Extreme stress turns regular fat into calorie-burning brown fat

With the number of obese Americans now outnumbering the overweight ones, and with men and women having a less than 1% chance of losing a significant amount of weight at all, researchers from The University of Texas Medical Branch at Galveston have made a discovery that could lead to the first universally effective measure for permanent weight loss.

The researchers have discovered, for the first time in humans, that regular white fat can be converted into brown fat—and they believe they have figured out what triggers the change.

Brown fat is a type of tissue that increases metabolism and decreases blood glucose levels—all without you having to alter your physical activity levels. As compared to regular white fat, brown fat cells are smaller, with more mitochondria, and produce more uncoupling protein 1 (UCP1). Unlike other body cells—which convert calories into energy that powers the cell and body—the excess UCP1 means that brown fat only turns calories into heat.

Previous studies have shown that humans have brown fat in small amounts, and that it more or less can be turned on to burn calories (like in colder temperatures); this study has shown that white fat can actually be “browned.”
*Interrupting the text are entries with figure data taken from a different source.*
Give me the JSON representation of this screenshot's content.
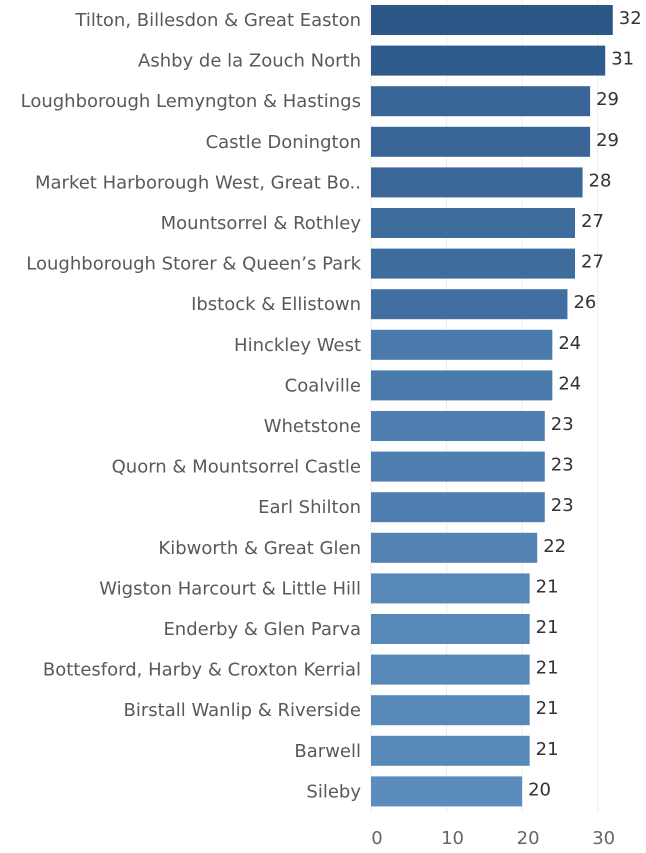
{
  "chart_data": {
    "type": "bar",
    "categories": [
      "Tilton, Billesdon & Great Easton",
      "Ashby de la Zouch North",
      "Loughborough Lemyngton & Hastings",
      "Castle Donington",
      "Market Harborough West, Great Bo..",
      "Mountsorrel & Rothley",
      "Loughborough Storer & Queen’s Park",
      "Ibstock & Ellistown",
      "Hinckley West",
      "Coalville",
      "Whetstone",
      "Quorn & Mountsorrel Castle",
      "Earl Shilton",
      "Kibworth & Great Glen",
      "Wigston Harcourt & Little Hill",
      "Enderby & Glen Parva",
      "Bottesford, Harby & Croxton Kerrial",
      "Birstall Wanlip & Riverside",
      "Barwell",
      "Sileby"
    ],
    "values": [
      32,
      31,
      29,
      29,
      28,
      27,
      27,
      26,
      24,
      24,
      23,
      23,
      23,
      22,
      21,
      21,
      21,
      21,
      21,
      20
    ],
    "colors": [
      "#2b5686",
      "#2f5b8c",
      "#386596",
      "#386596",
      "#3b6899",
      "#3e6c9d",
      "#3e6c9d",
      "#426fa1",
      "#4a7aab",
      "#4a7aab",
      "#4e7fb0",
      "#4e7fb0",
      "#4e7fb0",
      "#5283b3",
      "#5688b8",
      "#5688b8",
      "#5688b8",
      "#5688b8",
      "#5688b8",
      "#5a8cbc"
    ],
    "xlim": [
      0,
      36
    ],
    "xticks": [
      0,
      10,
      20,
      30
    ],
    "grid": true
  }
}
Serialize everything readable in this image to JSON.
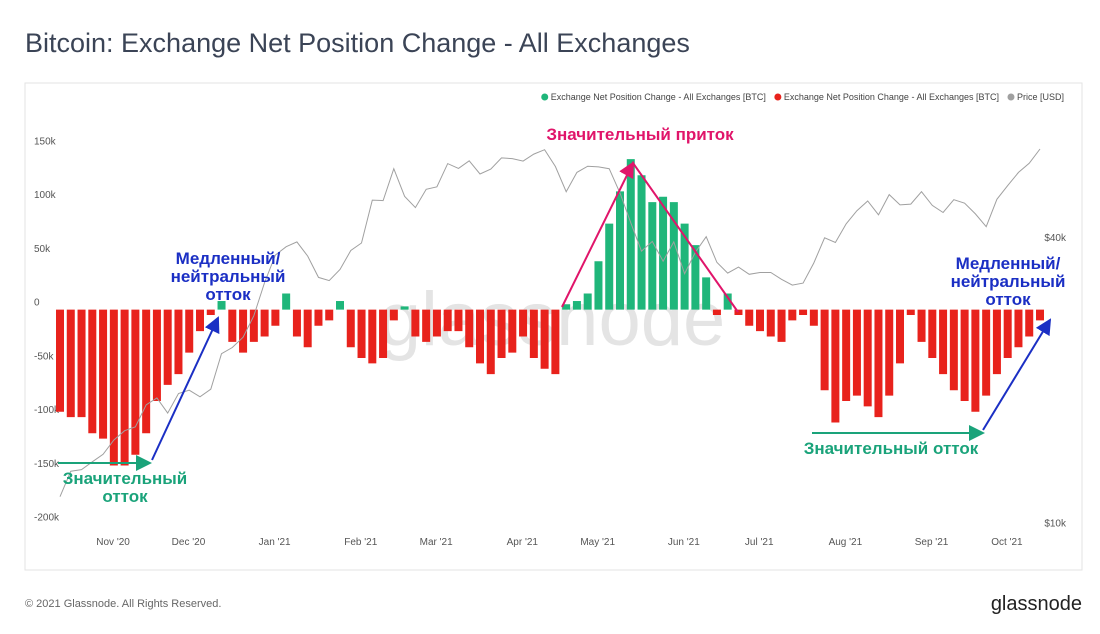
{
  "chart_data": {
    "type": "bar",
    "title": "Bitcoin: Exchange Net Position Change - All Exchanges",
    "footer": "© 2021 Glassnode. All Rights Reserved.",
    "logo": "glassnode",
    "watermark": "glassnode",
    "legend": "top-right",
    "y2scale": "log",
    "categories": [
      null,
      null,
      null,
      null,
      "Nov '20",
      null,
      null,
      null,
      null,
      null,
      null,
      "Dec '20",
      null,
      null,
      null,
      null,
      null,
      null,
      null,
      "Jan '21",
      null,
      null,
      null,
      null,
      null,
      null,
      null,
      "Feb '21",
      null,
      null,
      null,
      null,
      null,
      null,
      "Mar '21",
      null,
      null,
      null,
      null,
      null,
      null,
      null,
      "Apr '21",
      null,
      null,
      null,
      null,
      null,
      null,
      "May '21",
      null,
      null,
      null,
      null,
      null,
      null,
      null,
      "Jun '21",
      null,
      null,
      null,
      null,
      null,
      null,
      "Jul '21",
      null,
      null,
      null,
      null,
      null,
      null,
      null,
      "Aug '21",
      null,
      null,
      null,
      null,
      null,
      null,
      null,
      "Sep '21",
      null,
      null,
      null,
      null,
      null,
      null,
      "Oct '21",
      null,
      null,
      null,
      null
    ],
    "series": [
      {
        "name": "Exchange Net Position Change - All Exchanges [BTC]",
        "color": "#1fb67a",
        "values": [
          null,
          null,
          null,
          null,
          null,
          null,
          null,
          null,
          null,
          null,
          null,
          null,
          null,
          null,
          null,
          8000,
          null,
          null,
          null,
          null,
          null,
          15000,
          null,
          null,
          null,
          null,
          8000,
          null,
          null,
          null,
          null,
          null,
          3000,
          null,
          null,
          null,
          null,
          null,
          null,
          null,
          null,
          null,
          null,
          null,
          null,
          null,
          null,
          5000,
          8000,
          15000,
          45000,
          80000,
          110000,
          140000,
          125000,
          100000,
          105000,
          100000,
          80000,
          60000,
          30000,
          null,
          15000,
          null,
          null,
          null,
          null,
          null,
          null,
          null,
          null,
          null,
          null,
          null,
          null,
          null,
          null,
          null,
          null,
          null,
          null,
          null,
          null,
          null,
          null,
          null,
          null,
          null,
          null,
          null,
          null,
          null
        ]
      },
      {
        "name": "Exchange Net Position Change - All Exchanges [BTC]",
        "color": "#e8221c",
        "values": [
          -95000,
          -100000,
          -100000,
          -115000,
          -120000,
          -145000,
          -145000,
          -135000,
          -115000,
          -85000,
          -70000,
          -60000,
          -40000,
          -20000,
          -5000,
          null,
          -30000,
          -40000,
          -30000,
          -25000,
          -15000,
          null,
          -25000,
          -35000,
          -15000,
          -10000,
          null,
          -35000,
          -45000,
          -50000,
          -45000,
          -10000,
          null,
          -25000,
          -30000,
          -25000,
          -20000,
          -20000,
          -35000,
          -50000,
          -60000,
          -45000,
          -40000,
          -25000,
          -45000,
          -55000,
          -60000,
          null,
          null,
          null,
          null,
          null,
          null,
          null,
          null,
          null,
          null,
          null,
          null,
          null,
          null,
          -5000,
          null,
          -5000,
          -15000,
          -20000,
          -25000,
          -30000,
          -10000,
          -5000,
          -15000,
          -75000,
          -105000,
          -85000,
          -80000,
          -90000,
          -100000,
          -80000,
          -50000,
          -5000,
          -30000,
          -45000,
          -60000,
          -75000,
          -85000,
          -95000,
          -80000,
          -60000,
          -45000,
          -35000,
          -25000,
          -10000
        ]
      },
      {
        "name": "Price [USD]",
        "color": "#a0a0a0",
        "axis": "y2",
        "values": [
          11400,
          12900,
          13000,
          13500,
          14000,
          15000,
          15700,
          16000,
          17800,
          18400,
          17100,
          18800,
          19100,
          18500,
          19200,
          22800,
          23500,
          24700,
          27400,
          32200,
          36800,
          38300,
          39200,
          36600,
          33000,
          32500,
          34300,
          37600,
          39000,
          48000,
          47900,
          55900,
          48900,
          46300,
          50600,
          51200,
          57300,
          56000,
          58100,
          54500,
          55800,
          58900,
          58700,
          58000,
          60000,
          61300,
          56500,
          50000,
          54900,
          56600,
          56400,
          55900,
          49700,
          43000,
          37500,
          39300,
          35700,
          39200,
          33600,
          37300,
          40200,
          35500,
          33700,
          34700,
          33500,
          33800,
          33800,
          32700,
          31800,
          32100,
          35400,
          40000,
          39100,
          42800,
          45600,
          47800,
          44700,
          49300,
          46900,
          47100,
          50000,
          46800,
          45200,
          48100,
          47300,
          44900,
          42200,
          48200,
          51500,
          54900,
          57400,
          61500
        ]
      }
    ],
    "ylim": [
      -205000,
      195000
    ],
    "yticks": [
      {
        "value": 150000,
        "label": "150k"
      },
      {
        "value": 100000,
        "label": "100k"
      },
      {
        "value": 50000,
        "label": "50k"
      },
      0,
      {
        "value": -50000,
        "label": "-50k"
      },
      {
        "value": -100000,
        "label": "-100k"
      },
      {
        "value": -150000,
        "label": "-150k"
      },
      {
        "value": -200000,
        "label": "-200k"
      }
    ],
    "y2lim": [
      9700,
      78000
    ],
    "y2ticks": [
      {
        "value": 40000,
        "label": "$40k"
      },
      {
        "value": 10000,
        "label": "$10k"
      }
    ],
    "annotations": [
      [
        "Значительный приток"
      ],
      [
        "Медленный/",
        "нейтральный",
        "отток"
      ],
      [
        "Значительный",
        "отток"
      ],
      [
        "Медленный/",
        "нейтральный",
        "отток"
      ],
      [
        "Значительный отток"
      ]
    ]
  }
}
[Also check out: Drug converts bad white fat to good brown fat in mice.]

The only problem: This process requires severe and prolonged adrenaline-releasing stress.

Don’t try this at home

Severe burn victims are a model of this kind of stress, experiencing extremely heightened adrenaline levels for several weeks following their injury. Thus, the researchers recruited 72 patients who had sustained severe burns on about 50% of their bodies, as well as 19 healthy control participants.

Samples of white fat were extracted from the patients over the course of their recovery, which were measured for metabolic rates and for cell composition. Further, the resting metabolic rates of the patients themselves were measured.

As the patients spent more and more time with elevated adrenaline levels, the researchers found that the white fat became “browner”—which is to say, the molecular and functional characteristics of the white fat grew more and more like that of brown fat.

“Our study provides proof of concept that browning of white fat is possible in humans. The next step is to identify the mechanisms underpinning this effect and then to develop drugs that mimic the burn-induced effect,” said lead author Labros Sidossis, UTMB professor of internal medicine, in a press release.

These results can be found in the journal Cell Metabolism.